External locations are Unity Catalog securable objects that associate storage credentials with cloud object storage containers. External locations are used to define managed storage locations for managed tables and volumes, and to govern access to the storage locations that contain external tables and external volumes.

You must create an external location if your workspace-local, legacy Databricks Hive metastore stores data in the DBFS root and you want to federate your legacy Hive metastore so that your team can work with your Hive metastore tables using Unity Catalog. See Hive metastore federation: enable Unity Catalog to govern tables registered in a Hive metastore and Enable Hive metastore federation for a legacy workspace Hive metastore.

Before you begin

In order to create an external location for the DBFS root, you must have a storage credential defined in Unity Catalog that gives access to the DBFS root’s cloud storage location. If you don’t already have one, the system can create one for you during the process of creating the external location.

Permissions requirements:

  • You must have the CREATE STORAGE CREDENTIAL and CREATE EXTERNAL LOCATION privileges on the metastore. Metastore admins have these privileges by default.

    Note

    If a storage credential for the DBFS root’s storage location already exists, then the user who creates the external location does not need CREATE STORAGE CREDENTIAL, but does need CREATE EXTERNAL LOCATION on both the storage credential and the metastore.

  • You must be a workspace admin to have the system create the storage credential for you during external location creation.

    You do not have to be a workspace admin if a storage credential that gives access to the DBFS root storage location already exists and you have CREATE EXTERNAL LOCATION on both the storage credential and the metastore.

Create the external location

You can use Catalog Explorer to create an external location for the DBFS root.
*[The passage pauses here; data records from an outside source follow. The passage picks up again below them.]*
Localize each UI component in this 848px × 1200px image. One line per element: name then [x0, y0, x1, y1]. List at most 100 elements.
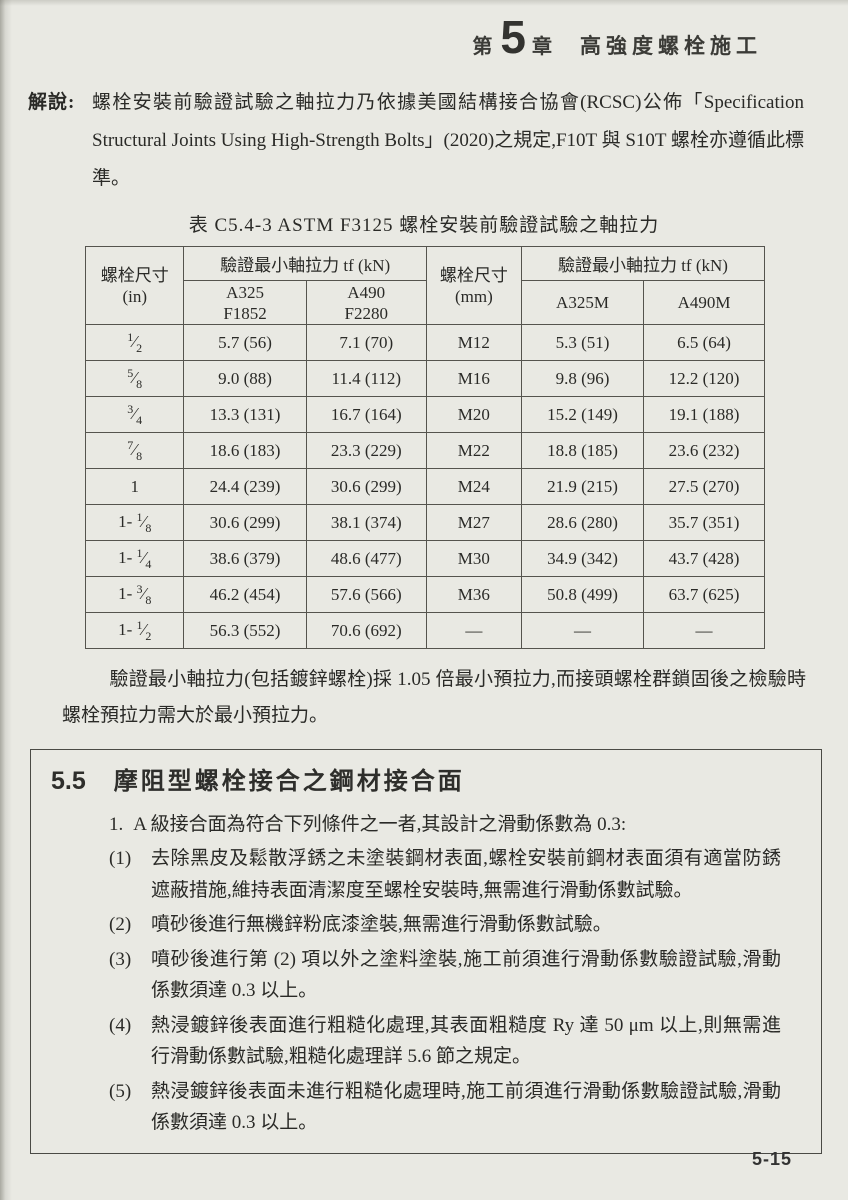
mm-cell: M36 — [425, 576, 522, 613]
table-title: 表 C5.4-3 ASTM F3125 螺栓安裝前驗證試驗之軸拉力 — [188, 215, 660, 236]
a325m-cell: 9.8 (96) — [520, 360, 645, 397]
a490m-cell: 23.6 (232) — [643, 432, 765, 469]
a490m-cell: — — [643, 612, 765, 649]
chapter-prefix: 第 — [472, 36, 495, 58]
a490m-cell: 27.5 (270) — [643, 468, 765, 505]
header-size-mm-line2: (mm) — [454, 286, 493, 306]
commentary-paragraph: 解說: 螺栓安裝前驗證試驗之軸拉力乃依據美國結構接合協會(RCSC)公佈「Spe… — [28, 84, 804, 198]
a490-cell: 23.3 (229) — [305, 432, 427, 469]
subitem-text: 去除黑皮及鬆散浮銹之未塗裝鋼材表面,螺栓安裝前鋼材表面須有適當防銹遮蔽措施,維持… — [151, 848, 781, 901]
subitem-marker: (1) — [109, 848, 132, 869]
a490-cell: 16.7 (164) — [305, 396, 427, 433]
a490m-cell: 43.7 (428) — [643, 540, 765, 577]
table-row: 3⁄4 13.3 (131) 16.7 (164) M20 15.2 (149) 19.1… — [84, 396, 765, 433]
a490-cell: 48.6 (477) — [305, 540, 427, 577]
subitem-text: 噴砂後進行第 (2) 項以外之塗料塗裝,施工前須進行滑動係數驗證試驗,滑動係數須… — [151, 948, 781, 1002]
list-item: (5) 熱浸鍍鋅後表面未進行粗糙化處理時,施工前須進行滑動係數驗證試驗,滑動係數… — [109, 1076, 781, 1139]
header-a325: A325 F1852 — [183, 280, 307, 325]
a325-cell: 30.6 (299) — [183, 504, 307, 541]
a325m-cell: 50.8 (499) — [520, 576, 645, 613]
size-in-cell: 1- 1⁄8 — [84, 504, 185, 541]
size-in-cell: 1- 3⁄8 — [84, 576, 185, 613]
size-in-cell: 1⁄2 — [84, 324, 185, 361]
table-row: 1- 1⁄4 38.6 (379) 48.6 (477) M30 34.9 (342) 4… — [84, 540, 765, 577]
header-group-left: 驗證最小軸拉力 tf (kN) — [183, 246, 427, 281]
a325-cell: 5.7 (56) — [183, 324, 307, 361]
list-item: (4) 熱浸鍍鋅後表面進行粗糙化處理,其表面粗糙度 Ry 達 50 μm 以上,… — [109, 1010, 781, 1073]
a325m-cell: — — [520, 612, 645, 649]
subitem-marker: (4) — [109, 1014, 132, 1036]
a490m-cell: 12.2 (120) — [643, 360, 765, 397]
header-a325-line1: A325 — [226, 282, 264, 302]
scan-edge-shadow — [0, 0, 12, 1200]
a325m-cell: 18.8 (185) — [520, 432, 645, 469]
a325-cell: 56.3 (552) — [183, 612, 307, 649]
a490m-cell: 35.7 (351) — [643, 504, 765, 541]
a325m-cell: 15.2 (149) — [520, 396, 645, 433]
a325m-cell: 21.9 (215) — [520, 468, 645, 505]
size-in-cell: 7⁄8 — [84, 432, 185, 469]
table-row: 1- 3⁄8 46.2 (454) 57.6 (566) M36 50.8 (499) 6… — [84, 576, 765, 613]
subitem-marker: (2) — [109, 914, 132, 935]
header-size-in: 螺栓尺寸 (in) — [84, 246, 185, 325]
a325-cell: 46.2 (454) — [183, 576, 307, 613]
table-row: 1⁄2 5.7 (56) 7.1 (70) M12 5.3 (51) 6.5 (64) — [84, 324, 765, 361]
mm-cell: — — [425, 612, 522, 649]
bolt-pretension-table: 螺栓尺寸 (in) 驗證最小軸拉力 tf (kN) 螺栓尺寸 (mm) 驗證最小… — [84, 246, 766, 649]
table-row: 5⁄8 9.0 (88) 11.4 (112) M16 9.8 (96) 12.2 (12… — [84, 360, 765, 397]
subitem-list: (1) 去除黑皮及鬆散浮銹之未塗裝鋼材表面,螺栓安裝前鋼材表面須有適當防銹遮蔽措… — [47, 843, 805, 1139]
mm-cell: M16 — [425, 360, 522, 397]
item1-text: A 級接合面為符合下列條件之一者,其設計之滑動係數為 0.3: — [133, 814, 627, 835]
a325-cell: 18.6 (183) — [183, 432, 307, 469]
subitem-text: 噴砂後進行無機鋅粉底漆塗裝,無需進行滑動係數試驗。 — [151, 914, 612, 935]
a490-cell: 57.6 (566) — [305, 576, 427, 613]
a490-cell: 7.1 (70) — [305, 324, 427, 361]
section-title: 摩阻型螺栓接合之鋼材接合面 — [113, 768, 465, 795]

  1. In the sidebar, click Catalog icon Catalog.

  2. Click External data > and Create external location.

  3. Enter an External location name.

  4. Under URL, click Copy from DBFS mount and select Copy from DBFS root.

    The URL and subpath fields are populated with the cloud storage path to the DBFS root.

    Important

    When you create an external location for the DBFS root, you must use the subpath to the DBFS root location, not the path to the entire bucket. The subpath is pre-populated with user/hive/warehouse, which is a default storage location for Hive metastore tables. If you want more fine-grained access control to the data in DBFS root, you can create separate external locations for sub-paths within DBFS root.

  5. Select a storage credential that grants access to the DBFS root cloud storage location or, if none has been defined, click + Create new storage credential.

    To create the storage credential, select a Credential Type of DBFS Root. A storage credential is created automatically when you save the external location.

  6. (Optional) Add a comment.

  7. (Optional) Click Advanced options and enable Fallback mode.

    Fallback mode is intended for legacy workload migration scenarios. See Enable fallback mode on external locations.

  8. Click Create.

  9. Go to the Permissions tab to grant permission to use the external location.

    1. Click Grant.

    2. Select users, groups, or service principals in Principals field, and select the privilege you want to grant.

    3. Click Grant.

  10. (Optional) Set the workspaces that can access this external location.

    By default, users on any workspace that uses this Unity Catalog metastore can be granted access to the data in this location. You can limit that access to specific workspaces. Databricks recommends limiting access to the workspace that the DBFS root is in.

    See Bind an external location to one or more workspaces.